Implícitas vienen las obligaciones, tomando en cuenta que los derechos de uno, terminan donde empiezan los del otro. Penosamente se le da mas relevancia al progreso técnico y científico, y se nos presentan como lo único válido en la época moderna.

Se habla mucho sobre las modificaciones a que esta expuesta la familia, en base a preferencias y razones fiscales y económicas. Parece que fuese importante lo cosmético y lo aparente, cuando lo fundamental es la cuna de los valores, de las virtudes y del ejemplo.

No se trata de pertenecer a sociedades marginadas, (ya sea por terceros o por quienes las integran), las cuales aunque van en aumento, parecen ignorar su origen. Todos los individuos en la actualidad y en el pasado, han venido de la unión de un hombre y una mujer.

No es importante si son ricos o pobres, de un color u otro, si profesan o no determinado credo, si tienen elevados grados académicos o si son analfabetas, si tienen trabajo

remunerado o no, si son gordos o flacos o si dedican sus afanes al culto al cuerpo y a las cirugías estéticas, si les gusta tal o cual cosa... La inmensa mayoría viene de una familia.
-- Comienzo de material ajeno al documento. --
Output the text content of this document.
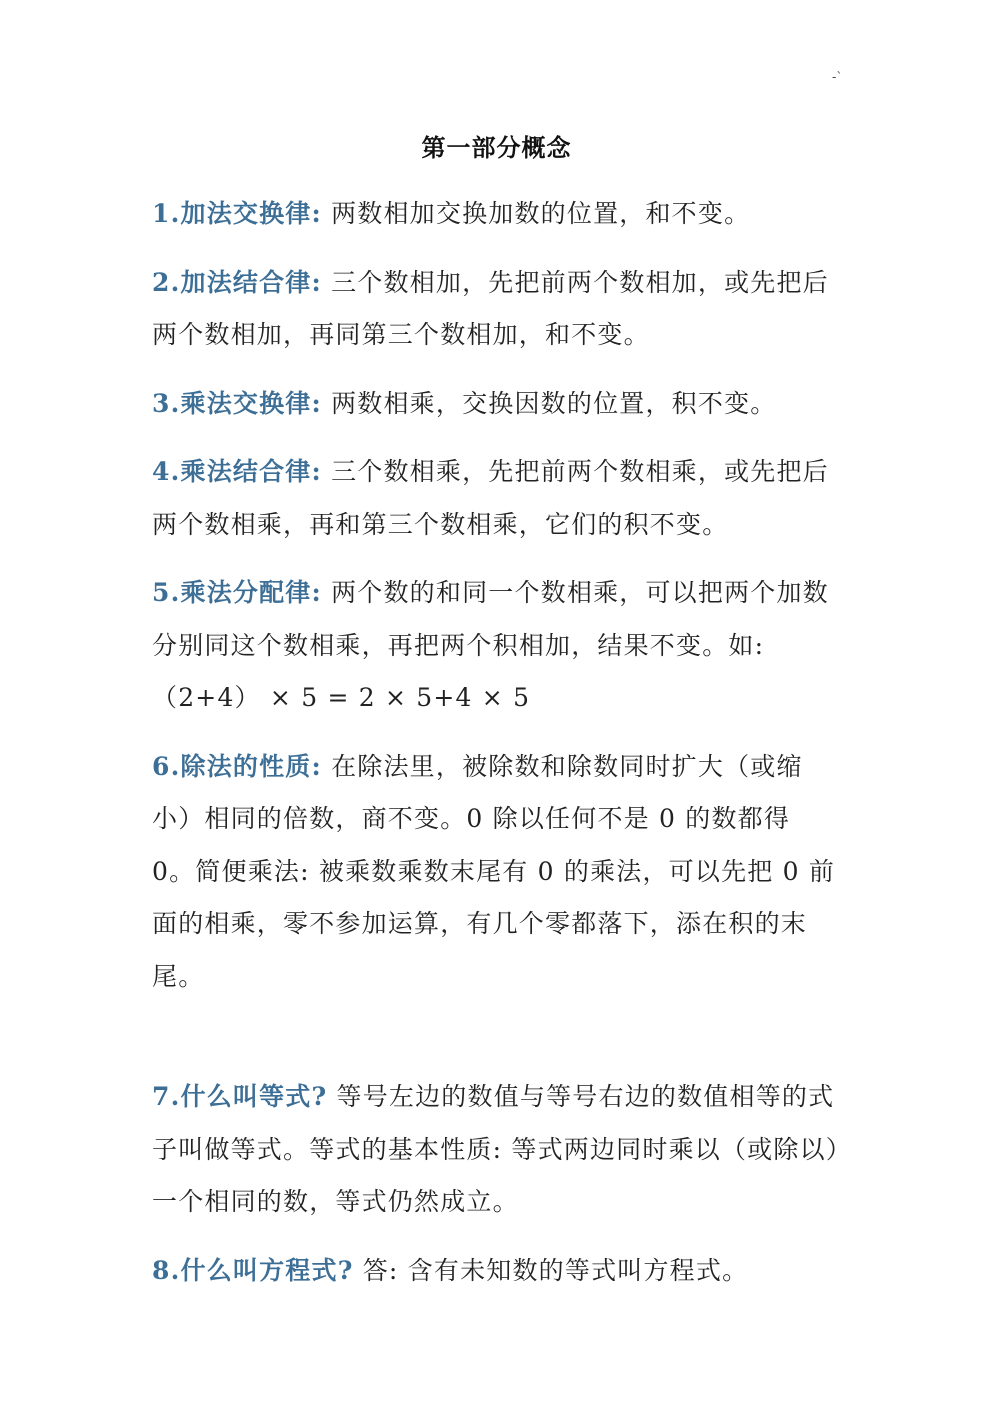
-`
第一部分概念

1.加法交换律: 两数相加交换加数的位置，和不变。

2.加法结合律: 三个数相加，先把前两个数相加，或先把后两个数相加，再同第三个数相加，和不变。

3.乘法交换律: 两数相乘，交换因数的位置，积不变。

4.乘法结合律: 三个数相乘，先把前两个数相乘，或先把后两个数相乘，再和第三个数相乘，它们的积不变。

5.乘法分配律: 两个数的和同一个数相乘，可以把两个加数分别同这个数相乘，再把两个积相加，结果不变。如: （2+4） × 5 = 2 × 5+4 × 5

6.除法的性质: 在除法里，被除数和除数同时扩大（或缩小）相同的倍数，商不变。0 除以任何不是 0 的数都得 0。简便乘法: 被乘数乘数末尾有 0 的乘法，可以先把 0 前面的相乘，零不参加运算，有几个零都落下，添在积的末尾。

7.什么叫等式? 等号左边的数值与等号右边的数值相等的式子叫做等式。等式的基本性质: 等式两边同时乘以（或除以）一个相同的数，等式仍然成立。

8.什么叫方程式? 答: 含有未知数的等式叫方程式。
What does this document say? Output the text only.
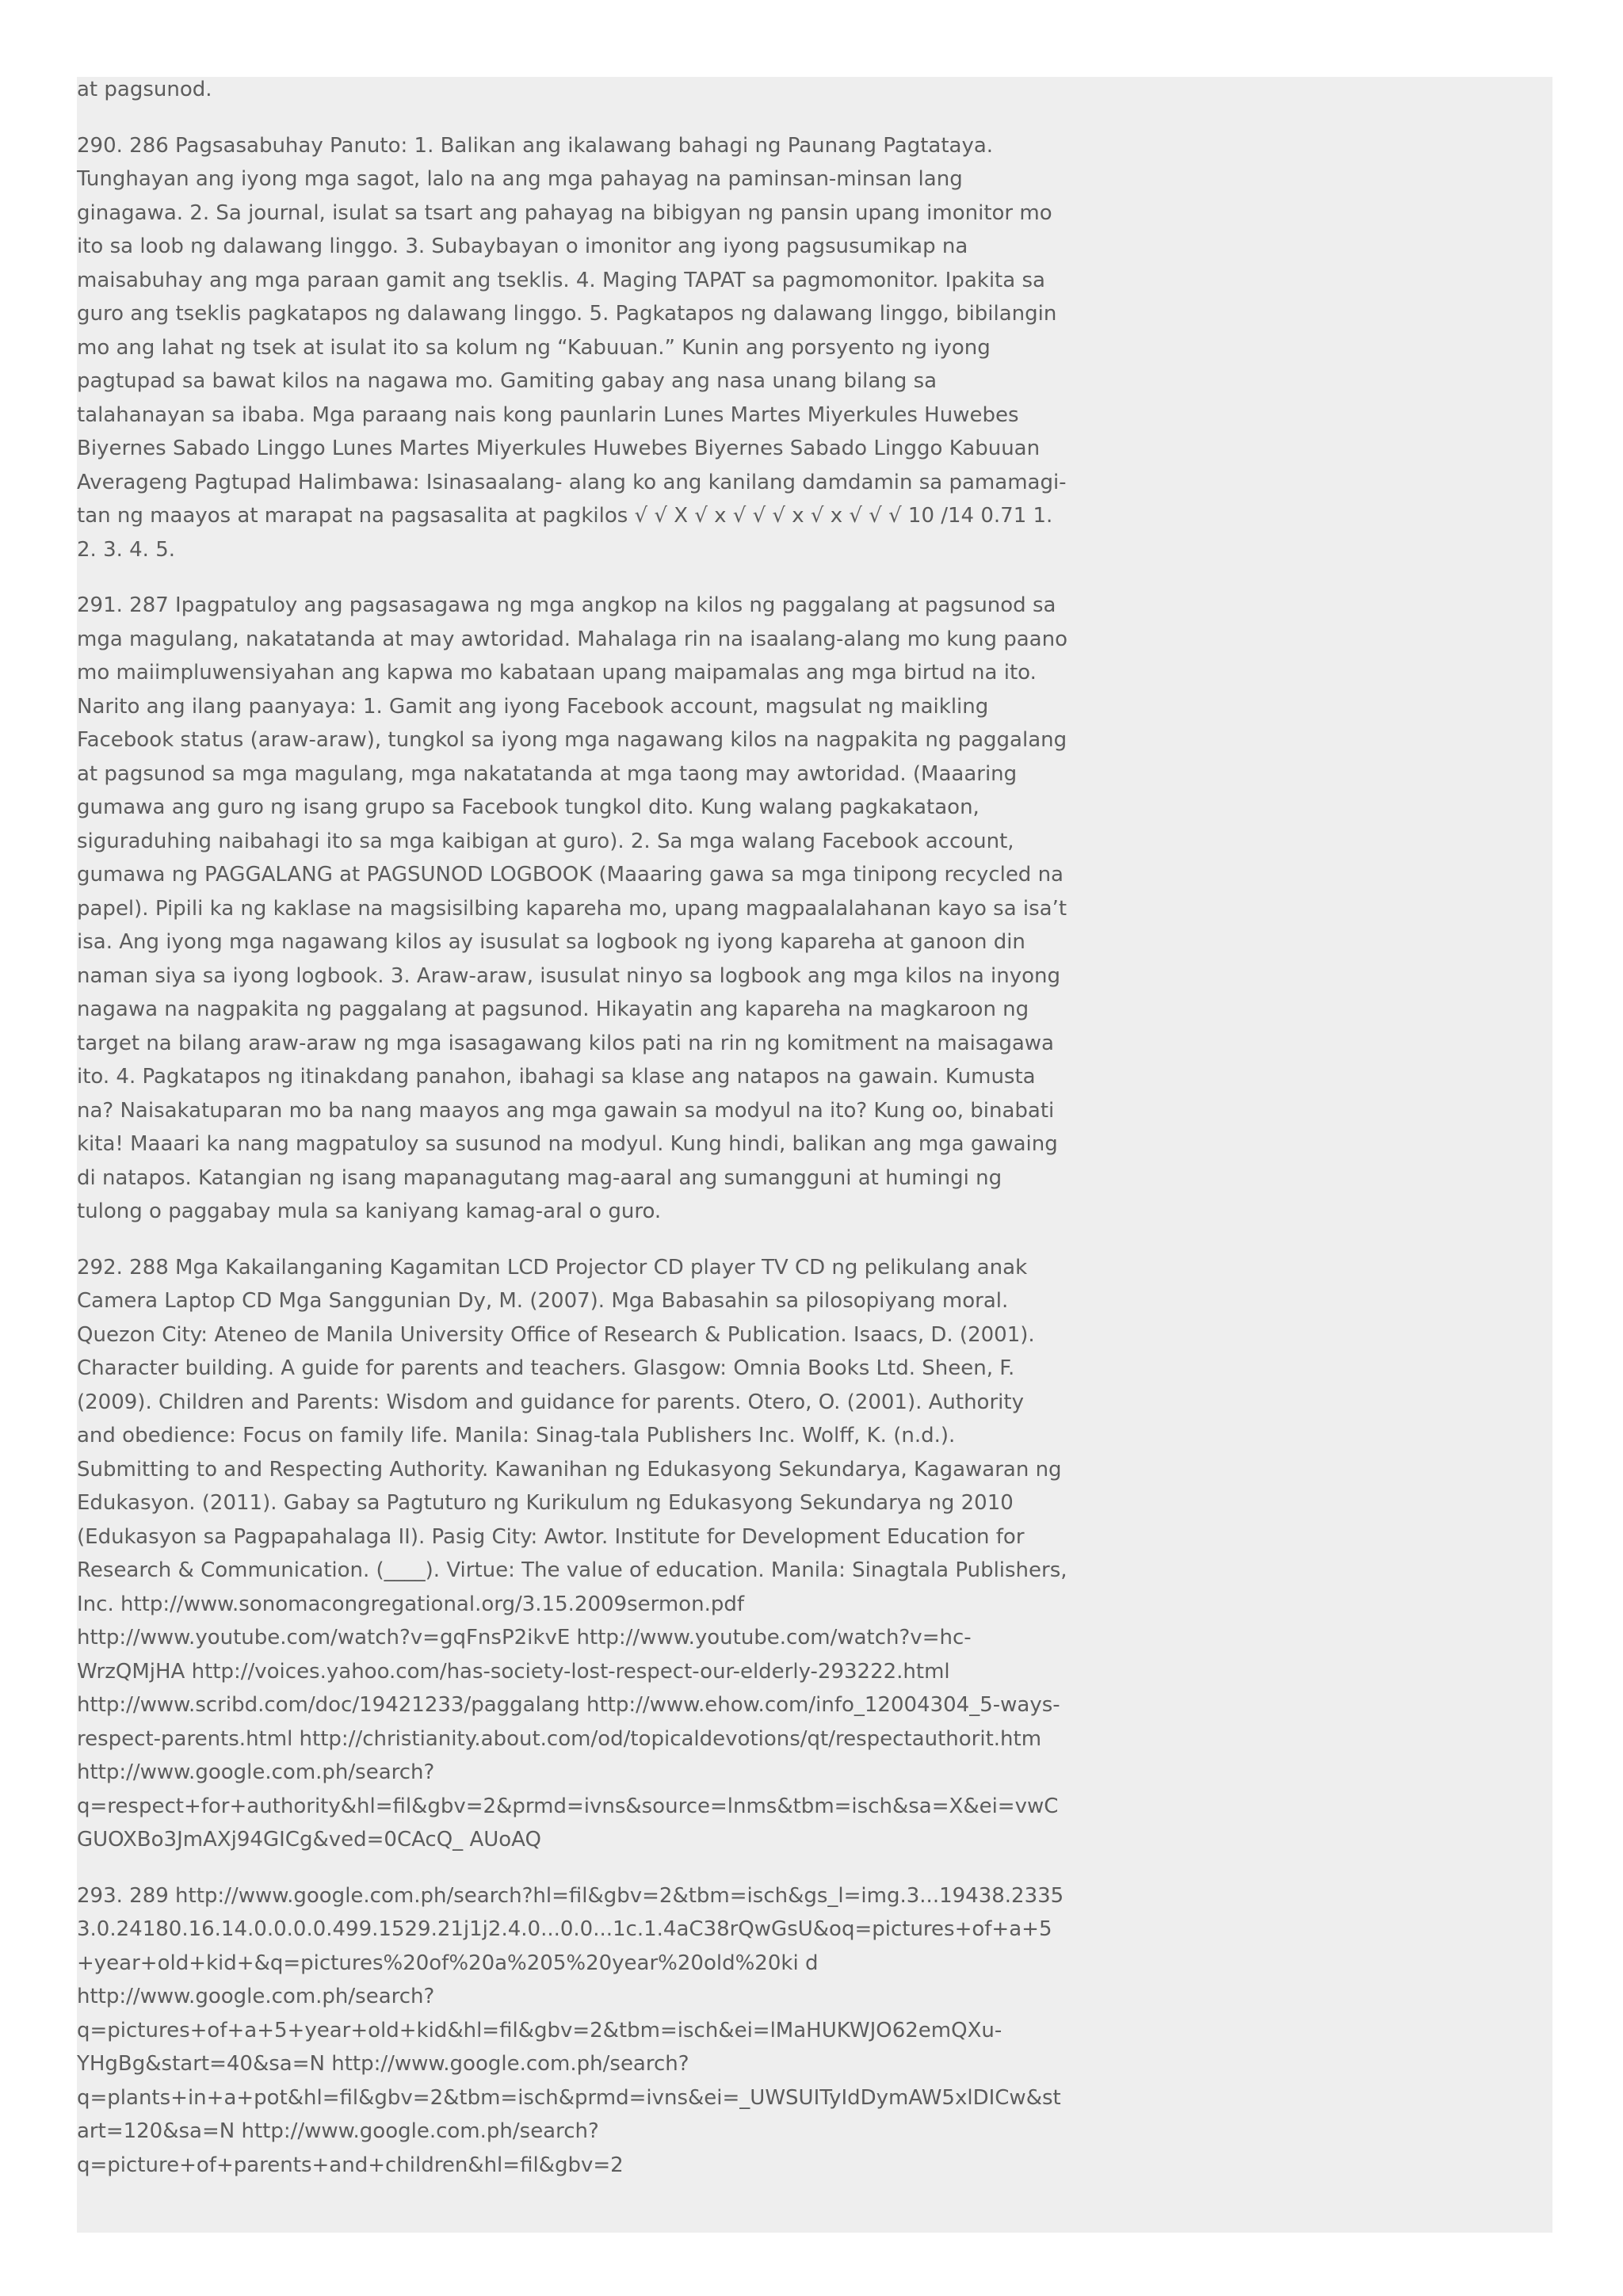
at pagsunod.

290. 286 Pagsasabuhay Panuto: 1. Balikan ang ikalawang bahagi ng Paunang Pagtataya. Tunghayan ang iyong mga sagot, lalo na ang mga pahayag na paminsan-minsan lang ginagawa. 2. Sa journal, isulat sa tsart ang pahayag na bibigyan ng pansin upang imonitor mo ito sa loob ng dalawang linggo. 3. Subaybayan o imonitor ang iyong pagsusumikap na maisabuhay ang mga paraan gamit ang tseklis. 4. Maging TAPAT sa pagmomonitor. Ipakita sa guro ang tseklis pagkatapos ng dalawang linggo. 5. Pagkatapos ng dalawang linggo, bibilangin mo ang lahat ng tsek at isulat ito sa kolum ng “Kabuuan.” Kunin ang porsyento ng iyong pagtupad sa bawat kilos na nagawa mo. Gamiting gabay ang nasa unang bilang sa talahanayan sa ibaba. Mga paraang nais kong paunlarin Lunes Martes Miyerkules Huwebes Biyernes Sabado Linggo Lunes Martes Miyerkules Huwebes Biyernes Sabado Linggo Kabuuan Averageng Pagtupad Halimbawa: Isinasaalang- alang ko ang kanilang damdamin sa pamamagi- tan ng maayos at marapat na pagsasalita at pagkilos √ √ X √ x √ √ √ x √ x √ √ √ 10 /14 0.71 1. 2. 3. 4. 5.

291. 287 Ipagpatuloy ang pagsasagawa ng mga angkop na kilos ng paggalang at pagsunod sa mga magulang, nakatatanda at may awtoridad. Mahalaga rin na isaalang-alang mo kung paano mo maiimpluwensiyahan ang kapwa mo kabataan upang maipamalas ang mga birtud na ito. Narito ang ilang paanyaya: 1. Gamit ang iyong Facebook account, magsulat ng maikling Facebook status (araw-araw), tungkol sa iyong mga nagawang kilos na nagpakita ng paggalang at pagsunod sa mga magulang, mga nakatatanda at mga taong may awtoridad. (Maaaring gumawa ang guro ng isang grupo sa Facebook tungkol dito. Kung walang pagkakataon, siguraduhing naibahagi ito sa mga kaibigan at guro). 2. Sa mga walang Facebook account, gumawa ng PAGGALANG at PAGSUNOD LOGBOOK (Maaaring gawa sa mga tinipong recycled na papel). Pipili ka ng kaklase na magsisilbing kapareha mo, upang magpaalalahanan kayo sa isa’t isa. Ang iyong mga nagawang kilos ay isusulat sa logbook ng iyong kapareha at ganoon din naman siya sa iyong logbook. 3. Araw-araw, isusulat ninyo sa logbook ang mga kilos na inyong nagawa na nagpakita ng paggalang at pagsunod. Hikayatin ang kapareha na magkaroon ng target na bilang araw-araw ng mga isasagawang kilos pati na rin ng komitment na maisagawa ito. 4. Pagkatapos ng itinakdang panahon, ibahagi sa klase ang natapos na gawain. Kumusta na? Naisakatuparan mo ba nang maayos ang mga gawain sa modyul na ito? Kung oo, binabati kita! Maaari ka nang magpatuloy sa susunod na modyul. Kung hindi, balikan ang mga gawaing di natapos. Katangian ng isang mapanagutang mag-aaral ang sumangguni at humingi ng tulong o paggabay mula sa kaniyang kamag-aral o guro.

292. 288 Mga Kakailanganing Kagamitan LCD Projector CD player TV CD ng pelikulang anak Camera Laptop CD Mga Sanggunian Dy, M. (2007). Mga Babasahin sa pilosopiyang moral. Quezon City: Ateneo de Manila University Office of Research & Publication. Isaacs, D. (2001). Character building. A guide for parents and teachers. Glasgow: Omnia Books Ltd. Sheen, F. (2009). Children and Parents: Wisdom and guidance for parents. Otero, O. (2001). Authority and obedience: Focus on family life. Manila: Sinag-tala Publishers Inc. Wolff, K. (n.d.). Submitting to and Respecting Authority. Kawanihan ng Edukasyong Sekundarya, Kagawaran ng Edukasyon. (2011). Gabay sa Pagtuturo ng Kurikulum ng Edukasyong Sekundarya ng 2010 (Edukasyon sa Pagpapahalaga II). Pasig City: Awtor. Institute for Development Education for Research & Communication. (____). Virtue: The value of education. Manila: Sinagtala Publishers, Inc. http://www.sonomacongregational.org/3.15.2009sermon.pdf http://www.youtube.com/watch?v=gqFnsP2ikvE http://www.youtube.com/watch?v=hc-WrzQMjHA http://voices.yahoo.com/has-society-lost-respect-our-elderly-293222.html http://www.scribd.com/doc/19421233/paggalang http://www.ehow.com/info_12004304_5-ways-respect-parents.html http://christianity.about.com/od/topicaldevotions/qt/respectauthorit.htm http://www.google.com.ph/search?q=respect+for+authority&hl=fil&gbv=2&prmd=ivns&source=lnms&tbm=isch&sa=X&ei=vwCGUOXBo3JmAXj94GICg&ved=0CAcQ_ AUoAQ

293. 289 http://www.google.com.ph/search?hl=fil&gbv=2&tbm=isch&gs_l=img.3...19438.2335 3.0.24180.16.14.0.0.0.0.499.1529.21j1j2.4.0...0.0...1c.1.4aC38rQwGsU&oq=pictures+of+a+5+year+old+kid+&q=pictures%20of%20a%205%20year%20old%20ki d http://www.google.com.ph/search?q=pictures+of+a+5+year+old+kid&hl=fil&gbv=2&tbm=isch&ei=lMaHUKWJO62emQXu-YHgBg&start=40&sa=N http://www.google.com.ph/search?q=plants+in+a+pot&hl=fil&gbv=2&tbm=isch&prmd=ivns&ei=_UWSUITyIdDymAW5xlDICw&start=120&sa=N http://www.google.com.ph/search?q=picture+of+parents+and+children&hl=fil&gbv=2
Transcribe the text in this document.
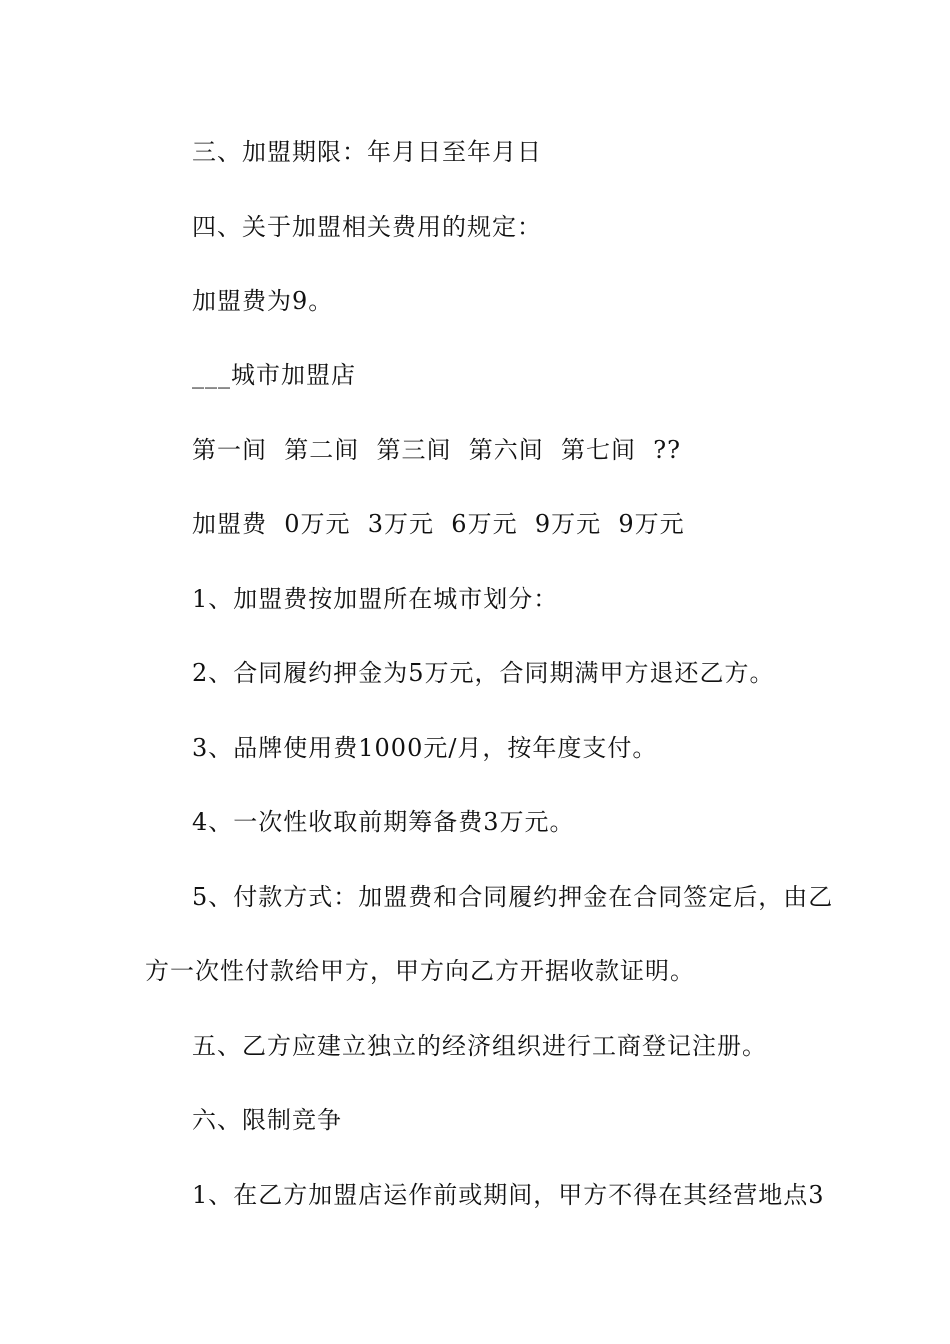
三、加盟期限：年月日至年月日
四、关于加盟相关费用的规定：
加盟费为9。
___城市加盟店
第一间  第二间  第三间  第六间  第七间  ??
加盟费  0万元  3万元  6万元  9万元  9万元
1、加盟费按加盟所在城市划分：
2、合同履约押金为5万元，合同期满甲方退还乙方。
3、品牌使用费1000元/月，按年度支付。
4、一次性收取前期筹备费3万元。
5、付款方式：加盟费和合同履约押金在合同签定后，由乙
方一次性付款给甲方，甲方向乙方开据收款证明。
五、乙方应建立独立的经济组织进行工商登记注册。
六、限制竞争
1、在乙方加盟店运作前或期间，甲方不得在其经营地点3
Resalta sobre todo esta maravillosa constante. Ofrece un origen y una pertenencia.

Marca un grupo afectivo con intereses comunes, pero mas intensamente queda marcado, los lazos de afecto a tal o cual persona. A menudo se admira a un miembro de la familia, ya sea por su entereza, sus logros, su cariño, su sabiduría, su ejemplo y enseñanzas, etc.

Somos nosotros mismos los directamente responsables y dueños de nuestro propio destino. Todas las decisiones que tomemos a lo largo de nuestra vida como he mencionado con anterioridad, conlleva una gran responsabilidad.

Insisto, pareciera que la economía es lo único importante a la hora de tomar decisiones. Con gran pesar me doy cuenta la poca importancia que se le da al crecimiento y progreso humano y espiritual.

Aumentan las manifestaciones e indignados por la economía y la falta de trabajo, pero el respeto a la vida humana, a la unión matrimonial, a la protección de los menores, quedan en segundo plano o se convierten únicamente en bastión político.

Los poderes públicos deben de legislar en función de la persona, se deben de tener en cuenta todas las necesidades de los ciudadanos y deben preocuparse por preservar la unión familiar y matrimonial.

Sólo la familia con la transmisión de valores, y educación de sus miembros es la principal portadora de capital humano a la sociedad.

El capital humano es el verdaderamente indispensable para sacar a delante a un país. Si la sociedad está enferma y corrupta el país no progresará. Siguiendo esto, podríamos tener ventajas sobre otras sociedades.

Se trata de cambiar de actitud, de tener claro que es lo que queremos alcanzar y cuales son nuestras prioridades.